I write this fully aware that the media model of debate – the “joint press conference” as debate scholars have called it, is here to stay. And it’s doubly worse because most people who watched the Fox News GOP debate (either one of them) got something out of them about the candidates that helped them align their views and size up their feelings about these candidates. As rhetorical events, these media debates are very valuable – they allow audiences opportunity to identify and divide with candidates based on their expressions of argument, identity, proof, or otherwise.

So this is not a post about how media debates are terrible. This is a post about how media debates are not great debates – but they so easily could be.

Here are three simple things Fox News or any media debate model host could do to improve the debate, and improve what we get out of the debates from the candidates. 

1. Have A Singular, Common Topic for Everyone

Instead of just bounding around asking the candidates for their opinions on things, Set a topic, Announce it beforehand. Do some pieces on it on your channel. Have experts come in and brief the audience on the key factors involved in this topic. When the debate happens, the candidates and the viewers will both be well-informed. Everyone will get much more out of the debate in terms of figuring out who is worthy of support. It would help the candidates angle what they are talking about ahead of time, so you won’t get answers that stray away from the thing you want the debate to be about.

But if one topic won’t sustain a two hour debate program, have 2 or 3, even 4 topics and swap them out. Good debates that end not with agreement, but with value and insight, are based on agreement and common purpose. Two or more speakers working on the same question give everyone more insight into the issue, its value, and where the candidate sits in the view of the audience member.

2. Have Less Participants

Less people having to talk at once or share time means longer responses that hopefully might go deeper or, more importantly, spark deeper questioning and investigation on the issue by the audience. Tonight Fox moved in this direction by pairing off candidates against one another for direct exchanges. This was sometimes good, sometimes a bust. I think that doing it as a part of the debate format, along with the singular topic idea, would generate the sort of exchanges that benefit the election and the process. 

If you want to have that many people in a debate, run it like a competition with different rounds for us to watch. Mix it up, go round-robin, but don’t have so many people responding at once. Keeping it to a limited number of people helps a lot with the further suggestions I’m going to make – even if that limitation is just topics or time.

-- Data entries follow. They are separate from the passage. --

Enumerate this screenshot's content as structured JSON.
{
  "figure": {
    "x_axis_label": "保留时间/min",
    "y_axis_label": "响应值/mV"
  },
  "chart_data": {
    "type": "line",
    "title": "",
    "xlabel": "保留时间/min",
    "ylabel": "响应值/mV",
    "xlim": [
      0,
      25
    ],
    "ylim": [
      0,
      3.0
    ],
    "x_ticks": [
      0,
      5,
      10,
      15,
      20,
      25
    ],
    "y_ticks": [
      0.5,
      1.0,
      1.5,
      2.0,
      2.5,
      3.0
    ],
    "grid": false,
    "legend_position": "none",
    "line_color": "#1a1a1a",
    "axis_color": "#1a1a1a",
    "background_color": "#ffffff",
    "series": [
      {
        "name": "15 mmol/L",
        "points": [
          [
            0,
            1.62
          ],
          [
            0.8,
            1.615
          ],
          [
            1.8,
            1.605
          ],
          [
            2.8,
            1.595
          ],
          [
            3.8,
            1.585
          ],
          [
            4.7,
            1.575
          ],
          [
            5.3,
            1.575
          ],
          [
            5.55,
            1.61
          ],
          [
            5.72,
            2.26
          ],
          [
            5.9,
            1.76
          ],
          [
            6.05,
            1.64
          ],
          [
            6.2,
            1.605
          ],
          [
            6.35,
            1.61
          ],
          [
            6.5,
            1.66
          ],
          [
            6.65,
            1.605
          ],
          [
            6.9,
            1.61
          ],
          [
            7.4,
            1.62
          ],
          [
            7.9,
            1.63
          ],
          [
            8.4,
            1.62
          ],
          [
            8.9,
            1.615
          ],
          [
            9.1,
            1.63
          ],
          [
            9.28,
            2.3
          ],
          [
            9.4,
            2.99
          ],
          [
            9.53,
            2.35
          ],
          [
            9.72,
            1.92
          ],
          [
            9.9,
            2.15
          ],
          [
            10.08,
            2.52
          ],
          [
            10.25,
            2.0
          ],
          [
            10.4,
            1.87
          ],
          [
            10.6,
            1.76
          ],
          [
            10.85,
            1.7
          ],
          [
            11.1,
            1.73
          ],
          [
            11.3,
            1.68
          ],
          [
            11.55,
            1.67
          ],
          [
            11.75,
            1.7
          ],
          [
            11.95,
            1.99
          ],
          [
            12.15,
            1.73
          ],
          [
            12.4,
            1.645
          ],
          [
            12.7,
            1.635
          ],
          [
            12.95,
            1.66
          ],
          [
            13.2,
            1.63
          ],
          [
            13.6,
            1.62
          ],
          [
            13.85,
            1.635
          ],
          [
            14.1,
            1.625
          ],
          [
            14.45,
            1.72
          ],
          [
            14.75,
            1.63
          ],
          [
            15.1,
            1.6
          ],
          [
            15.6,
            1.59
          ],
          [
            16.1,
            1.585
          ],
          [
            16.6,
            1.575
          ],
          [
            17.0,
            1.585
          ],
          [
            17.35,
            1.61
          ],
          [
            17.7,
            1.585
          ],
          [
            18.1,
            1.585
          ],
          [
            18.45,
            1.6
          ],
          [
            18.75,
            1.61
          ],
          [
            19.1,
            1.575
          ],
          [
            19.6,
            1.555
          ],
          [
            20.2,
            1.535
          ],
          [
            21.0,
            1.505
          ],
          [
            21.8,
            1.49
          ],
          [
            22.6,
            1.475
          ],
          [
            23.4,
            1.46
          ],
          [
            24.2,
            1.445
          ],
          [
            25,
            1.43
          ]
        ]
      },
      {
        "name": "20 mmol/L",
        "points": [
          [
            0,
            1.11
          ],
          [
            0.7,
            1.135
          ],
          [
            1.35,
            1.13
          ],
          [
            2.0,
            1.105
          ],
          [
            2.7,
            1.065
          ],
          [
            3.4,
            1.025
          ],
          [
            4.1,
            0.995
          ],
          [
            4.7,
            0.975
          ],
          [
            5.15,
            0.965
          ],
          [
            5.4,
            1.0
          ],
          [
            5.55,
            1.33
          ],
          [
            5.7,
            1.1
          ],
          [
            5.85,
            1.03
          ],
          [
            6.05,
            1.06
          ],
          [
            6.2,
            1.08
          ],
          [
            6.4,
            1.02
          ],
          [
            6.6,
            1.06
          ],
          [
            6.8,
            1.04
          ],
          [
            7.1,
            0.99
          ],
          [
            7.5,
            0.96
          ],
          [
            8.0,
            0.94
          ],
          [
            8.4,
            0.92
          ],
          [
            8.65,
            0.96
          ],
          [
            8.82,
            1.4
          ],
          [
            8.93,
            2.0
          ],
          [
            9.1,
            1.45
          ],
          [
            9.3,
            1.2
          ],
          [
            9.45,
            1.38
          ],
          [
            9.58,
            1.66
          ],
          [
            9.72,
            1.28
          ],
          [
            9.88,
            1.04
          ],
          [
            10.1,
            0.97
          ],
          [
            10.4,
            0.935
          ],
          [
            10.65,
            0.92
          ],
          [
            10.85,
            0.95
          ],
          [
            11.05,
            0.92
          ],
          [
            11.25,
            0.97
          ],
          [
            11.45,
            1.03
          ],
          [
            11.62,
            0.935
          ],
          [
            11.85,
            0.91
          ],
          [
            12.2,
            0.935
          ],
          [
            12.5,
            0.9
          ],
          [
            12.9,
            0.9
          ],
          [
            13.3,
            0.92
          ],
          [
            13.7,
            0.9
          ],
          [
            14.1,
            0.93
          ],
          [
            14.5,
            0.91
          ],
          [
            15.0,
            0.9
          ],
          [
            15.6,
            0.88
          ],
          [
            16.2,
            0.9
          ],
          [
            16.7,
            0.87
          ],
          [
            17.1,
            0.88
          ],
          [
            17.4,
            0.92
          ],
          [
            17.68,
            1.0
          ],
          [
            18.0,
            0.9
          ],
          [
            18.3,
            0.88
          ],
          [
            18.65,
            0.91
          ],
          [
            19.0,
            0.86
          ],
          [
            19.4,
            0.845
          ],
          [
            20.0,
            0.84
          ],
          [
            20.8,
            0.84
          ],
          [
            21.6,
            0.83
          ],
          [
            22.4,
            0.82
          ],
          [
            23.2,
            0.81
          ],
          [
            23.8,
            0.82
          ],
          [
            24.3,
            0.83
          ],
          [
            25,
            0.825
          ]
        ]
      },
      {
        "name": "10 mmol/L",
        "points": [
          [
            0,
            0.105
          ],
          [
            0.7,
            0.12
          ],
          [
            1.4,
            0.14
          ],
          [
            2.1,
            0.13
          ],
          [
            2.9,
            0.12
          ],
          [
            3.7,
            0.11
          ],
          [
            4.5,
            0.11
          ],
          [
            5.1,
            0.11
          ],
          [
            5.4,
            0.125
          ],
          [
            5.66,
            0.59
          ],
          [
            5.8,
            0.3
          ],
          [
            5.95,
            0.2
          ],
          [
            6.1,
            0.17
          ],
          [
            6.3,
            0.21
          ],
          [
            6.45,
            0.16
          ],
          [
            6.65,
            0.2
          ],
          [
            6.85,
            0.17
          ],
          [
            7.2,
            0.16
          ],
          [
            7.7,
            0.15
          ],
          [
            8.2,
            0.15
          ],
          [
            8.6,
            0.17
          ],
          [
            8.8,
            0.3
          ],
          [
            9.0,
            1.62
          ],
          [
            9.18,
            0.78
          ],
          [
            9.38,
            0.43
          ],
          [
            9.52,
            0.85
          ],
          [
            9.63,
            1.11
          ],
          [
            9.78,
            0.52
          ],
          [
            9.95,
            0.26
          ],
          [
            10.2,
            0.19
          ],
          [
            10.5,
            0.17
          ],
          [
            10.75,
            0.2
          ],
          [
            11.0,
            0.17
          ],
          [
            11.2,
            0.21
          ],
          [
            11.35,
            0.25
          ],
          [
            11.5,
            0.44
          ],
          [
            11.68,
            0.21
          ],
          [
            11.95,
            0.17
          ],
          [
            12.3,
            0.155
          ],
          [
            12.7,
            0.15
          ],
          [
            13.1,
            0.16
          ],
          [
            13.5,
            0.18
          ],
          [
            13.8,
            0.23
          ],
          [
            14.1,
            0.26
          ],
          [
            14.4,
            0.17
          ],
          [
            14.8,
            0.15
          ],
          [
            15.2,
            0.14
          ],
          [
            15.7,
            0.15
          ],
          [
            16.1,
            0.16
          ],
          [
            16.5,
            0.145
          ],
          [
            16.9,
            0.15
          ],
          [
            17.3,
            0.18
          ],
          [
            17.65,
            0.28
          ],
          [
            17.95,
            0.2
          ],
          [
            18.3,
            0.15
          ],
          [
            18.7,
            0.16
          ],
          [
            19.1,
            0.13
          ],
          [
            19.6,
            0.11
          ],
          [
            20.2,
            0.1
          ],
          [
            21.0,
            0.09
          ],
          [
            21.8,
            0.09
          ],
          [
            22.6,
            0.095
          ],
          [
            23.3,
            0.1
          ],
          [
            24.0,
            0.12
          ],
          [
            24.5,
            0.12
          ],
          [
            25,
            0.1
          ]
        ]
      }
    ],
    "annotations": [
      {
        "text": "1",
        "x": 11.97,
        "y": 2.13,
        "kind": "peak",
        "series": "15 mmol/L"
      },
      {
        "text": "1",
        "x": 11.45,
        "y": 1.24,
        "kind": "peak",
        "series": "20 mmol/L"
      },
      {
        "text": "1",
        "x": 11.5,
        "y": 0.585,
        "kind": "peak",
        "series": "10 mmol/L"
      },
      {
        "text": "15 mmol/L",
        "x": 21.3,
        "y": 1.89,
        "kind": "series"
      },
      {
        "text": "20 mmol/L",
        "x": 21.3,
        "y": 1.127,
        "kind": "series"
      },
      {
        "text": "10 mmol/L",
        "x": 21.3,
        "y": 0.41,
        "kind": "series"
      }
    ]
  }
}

3. Assign Sides and Allow for Refutation

Debate is like an economy – it doesn’t work unless there is active, continuous exchange that people believe is real. This could happen in televised political debates if one candidate was assigned to present his or her plan for an issue, and the other one could respond to it. Then the first candidate would get an opportunity to respond to the response – the act of refutation. Such an addition would provide a lot of depth and a lot more comparison would be forced, compared to a journalist asking a candidate to “respond to what he or she said about you 3 weeks ago.” That’s an invitation to speak about whatever you want. Instead, response being expected after critique means we get a chance to hear more detailed information about a policy from the candidate in a pressure situation. After this ends, the roles can reverse, and the same issue could be kept. 

Refutation is an incredibly important part of debate because it allows a speaker to rebuild and engage the speech of an opponent directly. Without it, you really only have a claim-making festival instead of a debate: Speakers need opportunity to support claims in ways that they would not predict. Opponents directly refuting or critiquing their claims will give them a chance to make explanations that they might not have thought of as important, but audiences might.

In the end, debates are only as good as the clash they generate. I don’t mean heat, or anger, or confrontation, but clash in terms of disagreement of all kinds. Its that expression of disagreement and the response to it, the shoring up of it, and the further articulation of the ideas involved that make debate far more than a showcase of ideas, but a very powerful tool for the investigation of reasons and the development of claims and other reasons that might not appear through solo investigation.

The current media debate format is great for rhetoric and identification with candidates. But it’s only as good as the predictive power of the journalists and candidates involved. Debate humbles us all by revealing, through the generation of clash, issues and ideas that require reasoned discussion that we may never have thought of, and would not have pursued, on our own.